Onde Desce a Luz de Estrelas Mortas

Martin clareou. Suspeitava que, de alguma forma, fosse condicionado a procurar corpos brilhantes. Olhava o céu quando em apuros; se estivesse de noite, encontrava sossego nas morosas e solitárias estrelas. Mas se estivesse de dia, seus olhos ardiam em agonia calorosa, e não conseguia mante-los focados na luz. Acabara de encontrar aquele corpo, celeste, áureo, confortante. E quando ela se aproximou vagarosa, sua incidência amarela incendiou-o sem deixar queimaduras. Com um brilho forte de um pequeno sol.
Seus vários seguidores revelavam sua trajetória quanto estrela, nas sombras, onde sua luz não os alcançava. Diziam as pobres línguas iludidas,que a bela estrela cantava.

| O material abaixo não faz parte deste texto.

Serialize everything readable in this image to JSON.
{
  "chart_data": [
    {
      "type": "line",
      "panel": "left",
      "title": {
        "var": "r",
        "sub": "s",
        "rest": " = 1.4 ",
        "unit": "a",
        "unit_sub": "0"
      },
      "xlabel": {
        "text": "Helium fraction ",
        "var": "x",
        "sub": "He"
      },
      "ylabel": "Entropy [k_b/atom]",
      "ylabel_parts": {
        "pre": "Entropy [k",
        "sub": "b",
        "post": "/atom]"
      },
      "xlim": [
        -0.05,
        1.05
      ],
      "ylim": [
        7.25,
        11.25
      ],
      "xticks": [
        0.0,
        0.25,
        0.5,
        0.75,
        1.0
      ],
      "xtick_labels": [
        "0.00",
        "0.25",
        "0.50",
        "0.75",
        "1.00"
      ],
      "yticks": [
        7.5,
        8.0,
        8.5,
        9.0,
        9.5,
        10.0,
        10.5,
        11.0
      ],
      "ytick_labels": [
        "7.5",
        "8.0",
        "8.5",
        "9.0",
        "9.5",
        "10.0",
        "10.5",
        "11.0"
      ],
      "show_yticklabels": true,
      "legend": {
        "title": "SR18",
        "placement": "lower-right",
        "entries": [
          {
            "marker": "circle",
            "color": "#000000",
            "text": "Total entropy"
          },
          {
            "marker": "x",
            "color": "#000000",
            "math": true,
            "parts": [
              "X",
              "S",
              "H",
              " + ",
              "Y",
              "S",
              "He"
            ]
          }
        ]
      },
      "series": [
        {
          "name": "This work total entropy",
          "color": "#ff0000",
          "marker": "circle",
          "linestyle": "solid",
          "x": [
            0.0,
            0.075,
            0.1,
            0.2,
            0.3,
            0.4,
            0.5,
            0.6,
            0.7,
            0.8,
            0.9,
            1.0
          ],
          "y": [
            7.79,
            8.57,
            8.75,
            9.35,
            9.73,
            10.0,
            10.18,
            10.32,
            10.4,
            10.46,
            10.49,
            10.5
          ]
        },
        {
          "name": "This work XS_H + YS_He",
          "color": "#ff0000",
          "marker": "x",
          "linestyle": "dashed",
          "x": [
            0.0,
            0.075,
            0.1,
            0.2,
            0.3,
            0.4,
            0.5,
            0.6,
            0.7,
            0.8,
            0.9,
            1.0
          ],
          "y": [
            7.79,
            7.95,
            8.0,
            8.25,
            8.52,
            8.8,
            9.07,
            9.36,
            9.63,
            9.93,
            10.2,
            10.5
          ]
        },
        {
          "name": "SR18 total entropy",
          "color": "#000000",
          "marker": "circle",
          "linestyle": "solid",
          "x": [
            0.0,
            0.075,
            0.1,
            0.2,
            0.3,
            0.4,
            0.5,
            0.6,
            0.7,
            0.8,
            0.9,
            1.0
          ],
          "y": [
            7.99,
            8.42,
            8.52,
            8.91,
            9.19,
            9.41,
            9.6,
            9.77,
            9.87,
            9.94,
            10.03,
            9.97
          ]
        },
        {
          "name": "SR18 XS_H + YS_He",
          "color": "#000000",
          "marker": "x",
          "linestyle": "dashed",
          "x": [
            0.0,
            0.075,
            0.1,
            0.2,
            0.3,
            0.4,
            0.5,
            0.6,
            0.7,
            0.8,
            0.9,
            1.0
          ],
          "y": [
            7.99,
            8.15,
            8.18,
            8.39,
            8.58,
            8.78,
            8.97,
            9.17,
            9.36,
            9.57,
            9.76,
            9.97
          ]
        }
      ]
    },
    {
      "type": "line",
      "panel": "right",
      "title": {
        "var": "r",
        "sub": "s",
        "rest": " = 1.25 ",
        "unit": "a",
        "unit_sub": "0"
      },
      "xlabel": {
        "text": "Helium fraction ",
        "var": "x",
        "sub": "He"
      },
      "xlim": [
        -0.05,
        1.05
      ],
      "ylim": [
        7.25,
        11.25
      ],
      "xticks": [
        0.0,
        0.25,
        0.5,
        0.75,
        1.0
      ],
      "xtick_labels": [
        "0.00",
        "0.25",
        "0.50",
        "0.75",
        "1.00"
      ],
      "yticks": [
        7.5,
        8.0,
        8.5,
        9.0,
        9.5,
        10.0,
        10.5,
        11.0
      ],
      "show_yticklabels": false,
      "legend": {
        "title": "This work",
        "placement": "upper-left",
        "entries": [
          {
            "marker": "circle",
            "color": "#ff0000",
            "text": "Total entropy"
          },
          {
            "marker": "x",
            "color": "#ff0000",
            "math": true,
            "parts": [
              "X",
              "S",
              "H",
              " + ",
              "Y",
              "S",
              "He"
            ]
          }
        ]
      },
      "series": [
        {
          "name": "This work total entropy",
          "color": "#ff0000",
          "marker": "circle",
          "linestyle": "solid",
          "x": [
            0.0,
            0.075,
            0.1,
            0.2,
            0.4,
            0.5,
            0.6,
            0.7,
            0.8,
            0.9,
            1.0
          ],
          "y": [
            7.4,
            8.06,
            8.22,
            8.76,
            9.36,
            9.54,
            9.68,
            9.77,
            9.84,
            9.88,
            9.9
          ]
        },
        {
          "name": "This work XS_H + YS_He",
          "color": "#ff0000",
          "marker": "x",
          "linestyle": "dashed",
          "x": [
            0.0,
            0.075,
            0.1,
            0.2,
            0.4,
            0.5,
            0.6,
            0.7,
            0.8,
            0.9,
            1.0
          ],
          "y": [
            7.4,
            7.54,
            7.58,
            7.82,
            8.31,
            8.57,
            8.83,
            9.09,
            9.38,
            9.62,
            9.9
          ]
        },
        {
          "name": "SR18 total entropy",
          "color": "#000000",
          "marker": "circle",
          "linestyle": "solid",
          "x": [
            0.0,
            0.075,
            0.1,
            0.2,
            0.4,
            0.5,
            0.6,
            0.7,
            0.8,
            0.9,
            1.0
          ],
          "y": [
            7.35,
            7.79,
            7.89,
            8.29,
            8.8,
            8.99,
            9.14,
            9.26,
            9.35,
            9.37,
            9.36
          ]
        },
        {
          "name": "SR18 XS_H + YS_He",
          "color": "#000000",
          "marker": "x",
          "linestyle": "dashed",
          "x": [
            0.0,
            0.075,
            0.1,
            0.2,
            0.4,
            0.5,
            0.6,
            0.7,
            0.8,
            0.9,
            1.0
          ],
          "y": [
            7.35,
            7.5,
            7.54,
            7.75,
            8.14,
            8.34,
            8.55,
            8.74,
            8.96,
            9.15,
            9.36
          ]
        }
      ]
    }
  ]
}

Na janela, silenciosamente, com sorriso esticado, garganta definida e altas cordas exibidas. Quem passava por ali, admirava seu brilho, cegava-se em luz e sentia o corpo mover voluntariamente numa grande valsa silenciosa.
Perturbado por não ouvir som algum vindo da moça, Martin perguntou então a um fanático dançarino, que em meio aquele caos, rebolava o quadril totalmente seduzido:
— Vê aquela pequena dançarina? Consegue ouvir alguma coisa?
— Tu não ouves? Encontrei-a perdido em surdez e agora estou contagiado! Eu via tais belos acordes formados em seus seios, subirem a garganta, chegarem ao ar. Primeiramente achei-me surdo. Oras, uma bela performance corporal, há de algum som exclamar! Forcei-me a escutar. . Exclui os pássaros, os grilos, os sapos. A melodia formava-se, mas ainda não se definia. Apaguei os problemas, os amores, as coisas queimando. Abracei-me. Quando a pequena luz dourada, feita de notas, adentrou-me perdição, surgi em metamorfose, olhei para trás e a estrada estava longa. Olhei para frente e o tempo, perdido o referencial, parou de mover. — Ele respondeu. Seus olhos queimados e arregalados, contraiam suas pupilas instáveis enquanto dava depoimento. "O primeiro a ficar louco" ele pensou.
Embalava o dia, o baile animava. Quem passava por ali, via-a cantando formosa sem emitir som e não compreendia. Como poderia? Tanta gente dançava a sua ópera! Para pouparem-se, saiam correndo, empurravam todos, entravam na roda e dançavam divinamente. De seu interior, fagulhas emocionadas despejavam mensagens para todas as partes do corpo: Rebole! Chocalhe! Balance! Era a festa instintiva acendida por um som que não existia, ou pelo menos não saia da jovial cantora.
Desde sempre cadente, a estrela acostumada no silêncio, fazia música de onde não saia som. Acostumados ao barulho da vida, quem dançava olhava o silêncio majestoso e de barulho nenhum preenchiam com a música que tanto queriam ouvir. Mudos e surdos, eles cantavam e dançavam.
A festa prolongou-se em delírio, suor, ilusão. Até que alguém consumido pela paixão, ouviu uma música sair do chão. Uma nota simples, cantada do pé de um dançarino surdo. A pura alma gritou. Ao ouvirem pela primeira vez uma música que vinha do coração alheio, nas sombras da estrela, todos entraram em colapso.
A estrela silenciosa ao ouvir uma canção que não a pertencia, desabou no solo. Por um momento antes que a luz apagasse, todos viram como o virar de uma página: suas costas nuas eram escuras como as de trem. Pouco se importavam agora para o silêncio sem brilho. Passaram pelo seu trilho e ela foi pisoteada pela comovida loucura.
Ofegante, confuso e perto do desespero, Martin parou no meio do salão quase vazio e tentou acalmar a mente. Fechou os olhos, e ouviu uma música vindo do chão. Engatinhou em sua direção, a música morosa e triste ia ficando mais alta a medida em que se aproximava. Aquilo preencheu seu coração. Seu corpo não sentia vontade de dançar, não sozinho. Era como um convite não declarado, que o incendiava e ardia confortavelmente. Passou a mão pelo chão gelado e de repente encontrou uma mecha de cabelo. Seguiu o caminho pelos fios até encontrar a estrela encolhida em sua música. Quando ela voltou-se para si e ouviu a si mesma, ela cantou pela primeira vez. Não confiando nos olhos ele cedeu as pálpebras para encontrar a verdadeira luz, e a ouviu na escuridão. Seu brilho celeste agora ficava mais forte e chamava-lhe tanta atenção quanto suas irmãs no céu. No baile de egos, alguém rompeu o silêncio e cantou. Ninguém viu de onde vinha, e por isso todos enlouqueceram.